The formation of the caldera coincided with the eruption of the Atana ignimbrite; the eruption was still underway when the terrain subsided to a depth of 2–3 km beneath the previous surface in the northwestern segment of La Pacana. Dates obtained on the Atana ignimbrite are between 3.8 ± 0.1 and 4.2 ± 0.1 million years ago, which is not clearly distinguishable from the dates of the Toconao ignimbrite seeing as there is no indication that a pause occurred between the eruption of the two ignimbrites. This ignimbrite is considerably larger than the Toconao ignimbrite, reaching a volume of 2500–3500 km3 and a volcanic explosivity index of 8. This makes the Atana eruption the fifth-largest explosive eruption known and La Pacana a supervolcano. The Atana ignimbrite forms a flow sheet that extends from within the caldera to the outside in the form of a 30–40 m thick structure. This flow sheet originally probably covered a surface area of about 7700 km2, part of which was later eroded away. The Atana ignimbrite is fairly welded, rich in crystals and poor in lithics. It is underlaid by pumice and ash deposits. Pumice is also found as fragments within the ignimbrite, ranging from white rhyolite to gray andesite. After its eruption, wind and water driven erosion occurred on the Atana ignimbrite, carving valleys and yardangs into it.

Some differences exist between the facies of the ignimbrite inside and outside of the caldera, as well as between the western and eastern outcrops. Such differences concern the degree of welding of the ignimbrite, the occurrence or absence of devitrification and the jointing patterns. In fact, a segment of the northern Atana ignimbrite was later considered to not be actually part of the Atana ignimbrite at all because of the different facies and petrology. This separate ignimbrite was christened to be an upper and a lower Tara ignimbrite, possibly erupted by the Cerro Guacha caldera. The Tara ignimbrite fills part of the La Pacana caldera. The total volume of the La Pacana ignimbrites proper is estimated to be about 3400–3500 km3, on the basis of gravimetric information about the volume of the caldera and the infill ignimbrites.

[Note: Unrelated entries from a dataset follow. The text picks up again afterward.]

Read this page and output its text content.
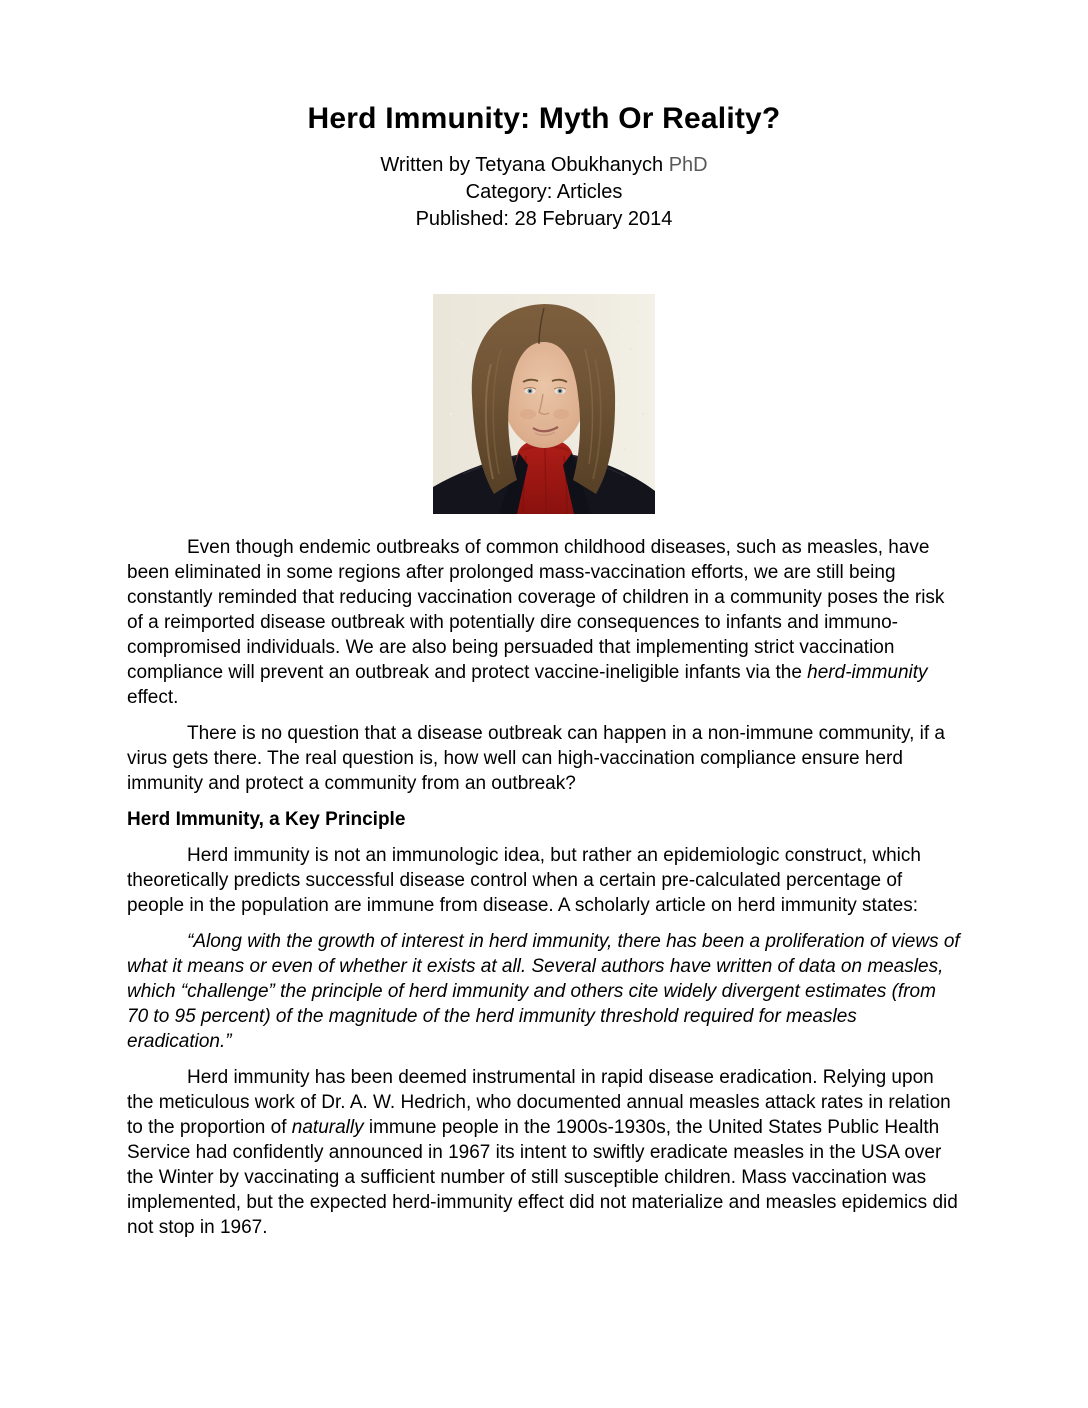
Herd Immunity: Myth Or Reality?
Written by Tetyana Obukhanych PhD
Category: Articles
Published: 28 February 2014

Even though endemic outbreaks of common childhood diseases, such as measles, have been eliminated in some regions after prolonged mass-vaccination efforts, we are still being constantly reminded that reducing vaccination coverage of children in a community poses the risk of a reimported disease outbreak with potentially dire consequences to infants and immuno-compromised individuals. We are also being persuaded that implementing strict vaccination compliance will prevent an outbreak and protect vaccine-ineligible infants via the herd-immunity effect.

There is no question that a disease outbreak can happen in a non-immune community, if a virus gets there. The real question is, how well can high-vaccination compliance ensure herd immunity and protect a community from an outbreak?

Herd Immunity, a Key Principle

Herd immunity is not an immunologic idea, but rather an epidemiologic construct, which theoretically predicts successful disease control when a certain pre-calculated percentage of people in the population are immune from disease. A scholarly article on herd immunity states:

“Along with the growth of interest in herd immunity, there has been a proliferation of views of what it means or even of whether it exists at all. Several authors have written of data on measles, which “challenge” the principle of herd immunity and others cite widely divergent estimates (from 70 to 95 percent) of the magnitude of the herd immunity threshold required for measles eradication.”

Herd immunity has been deemed instrumental in rapid disease eradication. Relying upon the meticulous work of Dr. A. W. Hedrich, who documented annual measles attack rates in relation to the proportion of naturally immune people in the 1900s-1930s, the United States Public Health Service had confidently announced in 1967 its intent to swiftly eradicate measles in the USA over the Winter by vaccinating a sufficient number of still susceptible children. Mass vaccination was implemented, but the expected herd-immunity effect did not materialize and measles epidemics did not stop in 1967.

The most likely theory for the origin of both Atana and Toconao ignimbrites is that they formed by crystal fractionation within a magma chamber, where the Toconao magma was extracted from convecting dacitic magma that was undergoing crystallization. This volatile-rich and crystal-poor extracted magma erupted first as a Plinian eruption. Then a tectonic event, most likely a movement along a fault cutting through the caldera, prompted the rise and eruption of the Atana ignimbrite. Two potential vents have been found at the northern and western margins of the caldera, where breccia deposits occur within the Atana ignimbrite. Some of the magma that gave rise to the Atana ignimbrite was erupted after the ignimbrite; the lava domes formed after the caldera collapse were generated by this magma. This category of dependent postcaldera volcanism includes Corral de Coquena and Morro Negro; other postcaldera volcanic centres have different compositions and thus probably formed from different sources than the Atana magma.

Ignimbrite eruptions continued after the formation of the caldera. The Filo Delgado ignimbrite was erupted at some time during the Pliocene from the Huailitas volcano. Its volume is about 0.1 km3. 2.4 ± 0.4 million years ago, the Pampa Chamaca ignimbrite filled the moat between the resurgent dome and the caldera rim. The Pampa Chamaca or Talabre ignimbrite was erupted from a vent probably buried beneath the present-day Cordon de Puntas Negras or the Salar de Aguas Calientes and reached a volume of about 0.5 km3. The 3.49 million years old Tara Ignimbrite from the Cerro Guacha caldera reached the northern margin of La Pacana.